SZ: When I was young, decades
ago, my leftist friends were saying that those in power speak the official
polite dignified language. To provoke them we should be more vulgar with words.
But today it's the opposite. Right-wing populism introduces vulgarity into
public space. Trump is obviously a pure ideological opportunist. You know he
makes the move to the right, then a little bit to the left. At some point he
supports raising minimum wage, then he's lowering it. At some point he said we
should have more understanding for Palestinians; now he says we should
recognize Jerusalem as the eternal capital of Israel. He is an opportunist, and
I think that even with his provocations, he is nothing extraordinary. I don't
think there is anything remotely radical in his position. I am infinitely more
afraid of people like Ted Cruz. Trump is a vulgar opportunist. Cruz is a
monster. Do you think Ted Cruz is human?
What I find problematic about
this demonization of Trump is that through this demonization, Hillary Clinton
succeeded in building a common front. This is the only time I sympathize with
Trump. When Bernie Sanders supported Hillary, Trump said, "It's like
Occupy Wall Street supporting Wall Street." Hillary succeeded in building
this totally ideological unity, from [Clinton Foundation donations from] Saudi
Arabia to LGBT, from Wall Street to Occupy Wall Street. This consensus is
ideology at its purest.
MJ: What do you make of the
argument that, beneath all the racial animus we're seeing toward immigrants and
refugees, there's some vague, misdirected frustration with neoliberal policy?
SZ: This is always how racism
works. Take anti-Semitism: The Jew was always the ersatz for the capitalist.
The big achievement of anti-Semitism was to take class resentment and rechannel
it into race resentment. Here we come to the true greatness of Bernie Sanders.
Instead of just despising the ordinary farmers who fell for [racist rhetoric],
he got them on his side. He got those who by definition are conservative
fundamental Republicans to the moderate left. This is a mega achievement. He is
the answer for the left. To get this infamous silent majority on your side
should be our strategy. The left should reappropriate things like public
decency, politeness, and good manners. We shouldn't be afraid of this.
Capitalism has become an extremely vulgar space.
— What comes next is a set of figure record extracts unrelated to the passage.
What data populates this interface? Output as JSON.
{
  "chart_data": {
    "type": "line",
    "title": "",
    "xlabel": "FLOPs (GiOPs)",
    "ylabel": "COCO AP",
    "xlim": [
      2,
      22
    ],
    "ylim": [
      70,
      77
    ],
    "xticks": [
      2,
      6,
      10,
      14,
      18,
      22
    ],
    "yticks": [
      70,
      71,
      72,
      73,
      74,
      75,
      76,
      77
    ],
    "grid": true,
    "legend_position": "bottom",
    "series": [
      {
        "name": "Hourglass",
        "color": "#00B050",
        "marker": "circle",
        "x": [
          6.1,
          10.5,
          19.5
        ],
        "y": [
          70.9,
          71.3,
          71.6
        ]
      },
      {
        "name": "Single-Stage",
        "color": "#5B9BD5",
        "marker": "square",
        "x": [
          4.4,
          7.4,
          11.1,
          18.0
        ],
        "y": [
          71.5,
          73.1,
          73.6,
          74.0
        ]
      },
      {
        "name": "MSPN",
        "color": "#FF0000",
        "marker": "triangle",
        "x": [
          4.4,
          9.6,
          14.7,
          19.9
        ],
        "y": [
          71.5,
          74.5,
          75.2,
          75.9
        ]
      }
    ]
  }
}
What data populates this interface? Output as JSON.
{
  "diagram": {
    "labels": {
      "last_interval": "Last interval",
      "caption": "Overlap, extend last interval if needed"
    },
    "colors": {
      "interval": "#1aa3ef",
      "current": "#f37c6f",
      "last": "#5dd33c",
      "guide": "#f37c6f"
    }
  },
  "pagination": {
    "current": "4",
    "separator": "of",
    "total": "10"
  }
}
MJ: Back to the question of
refugees. Nowhere do you advocate opening borders, or posit that everything
will work itself out.
SZ: There are real cultural
problems. You know in Cologne, Germany, the New Year's scandal. This was of course not a rape
attempt—if you want to rape you don't go to the place full of light and people
at the center of the city. This sort of thing happens all the time. It was
happening at the anti-Mubarak protests at Tahrir Square. This is a typical
lower-class Arab carnival ritual. You dance around women; you maybe pinch them
a little bit, but you don't rape. Of course, this is unacceptable for us. But
we need to talk openly about this, because if we don't talk about this we feed
the opponents, the right-wing paranoiacs, Islamophobia. An open, honest debate
should be risked here. And the first mistake we make is if we think we
understand ourselves, we definitely don't. Yes, criticize Islamic
fundamentalists. But at the same time analyze ourselves.
MJ: So can progressive values
and Islam be reconciled?
SZ: If you look at the Muslim
tradition, there are terribly progressive elements of it. Islam is not a
religion of family; it's a religion of orphans, which is crucial—Muhammad was
an orphan and so on. There is tremendous emancipatory potential in that. The
Haiti revolution, the key ideologist was a guy named John Bookman, a slave who
knew how to read, that's why they called him Bookman. But you know which book
he was reading? The Koran. Islam played a key role in mobilizing slaves in
Haiti. Right now, I think we live in dangerous times. Who knows what turn it
will take. But I think there is a chance for the left.